The usage now looks like this. First the generic version…
class ArchivesFileTest extends ArchiveTestBase {
@Test
void read_from_json_simple()
throws ReflectiveOperationException {
create(
mk(Full.class,
mk(Incremental.class,
mk(Incremental.class))),
mk(Full.class)
);
}
}
…and now the one with specific methods.
class ArchivesFileTest extends ArchiveTestBase {
@Test
void read_from_json_simple() {
create(Full(Inc(Inc())), Full());
}
}
I simply nest a few method-calls et voilà, I have my test data. It’s much easier to follow in my eyes than creating every object using its constructor or factory method. This little one liner replaces the ugly eight lines I showed you earlier. Now tell me, which version allows you to best reason about it?
Side-note: If Java were to support creating an instance off of the generic type, like in C++, then it should be possible to skip the type Class<T> parameter and call the method without the “.class” postfix. Something like this:
create(mk<Full>(mk<Incremental>(mk<Incremental>())),mk<Full>());
Unfortunately this is not possible, but the Full() and Inc() methods are nicely concise as well.

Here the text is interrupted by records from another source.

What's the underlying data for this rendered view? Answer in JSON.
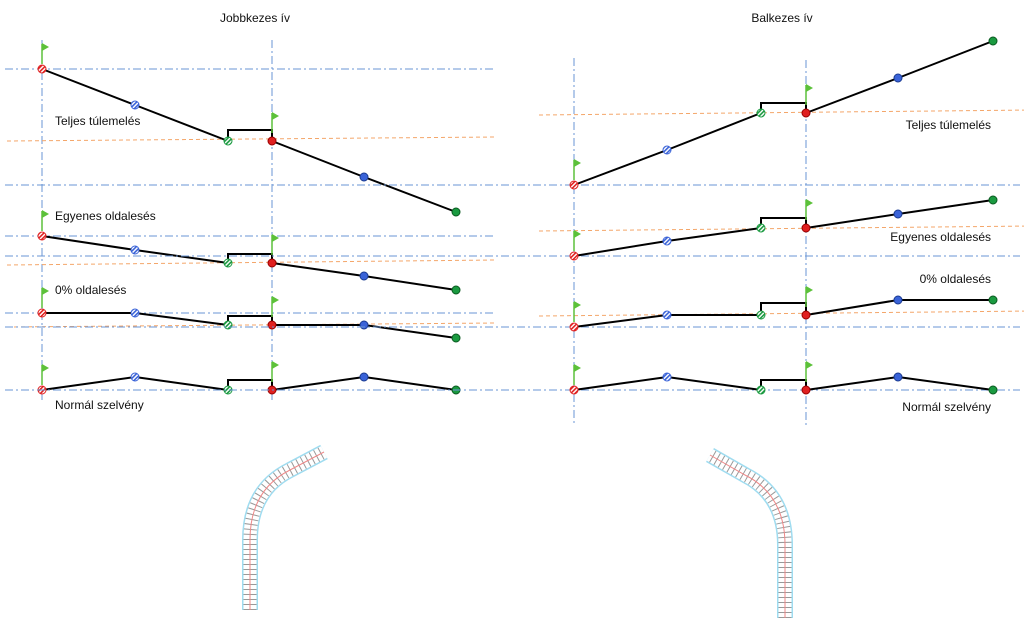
{
  "left": {
    "title": "Jobbkezes ív",
    "labels": [
      "Teljes túlemelés",
      "Egyenes oldalesés",
      "0% oldalesés",
      "Normál szelvény"
    ]
  },
  "right": {
    "title": "Balkezes ív",
    "labels": [
      "Teljes túlemelés",
      "Egyenes oldalesés",
      "0% oldalesés",
      "Normál szelvény"
    ]
  },
  "colors": {
    "profile_line": "#000000",
    "axis_dashdot": "#6a96d4",
    "superelevation_dashed": "#f4a66a",
    "flag": "#5cc13a",
    "point_start": "#e02020",
    "point_mid": "#3a63d8",
    "point_end": "#1a9a40"
  }
}
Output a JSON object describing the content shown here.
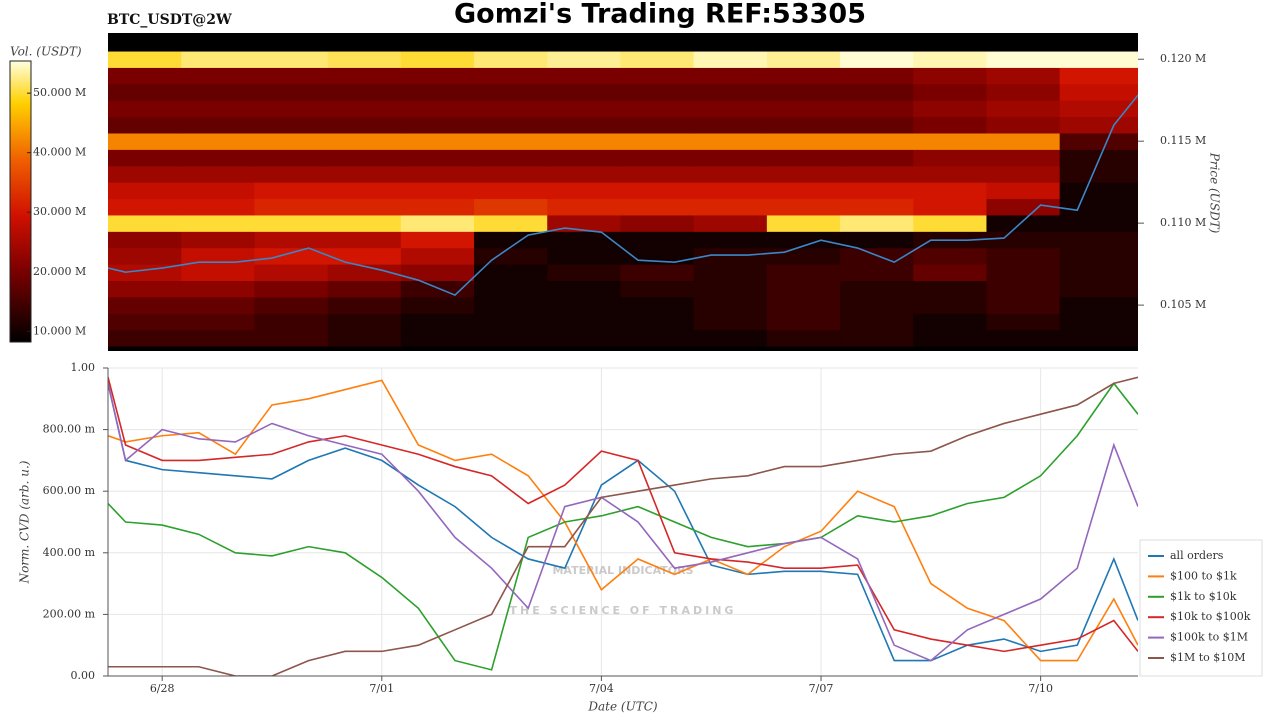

As you can see from the ArchiveTestBase abstract class, my approach to accessing the data is by index in the order the objects were specified.
Archive inc1 = get(1);
Archive full2 = get(3);
The complete code can be found on GitHub, including Javadoc that I have left out to keep the samples shorter. Beware that this is only the commit containing the relevant files for the “DSL”. The project does not yet compile as I have unfinished code on my computer still.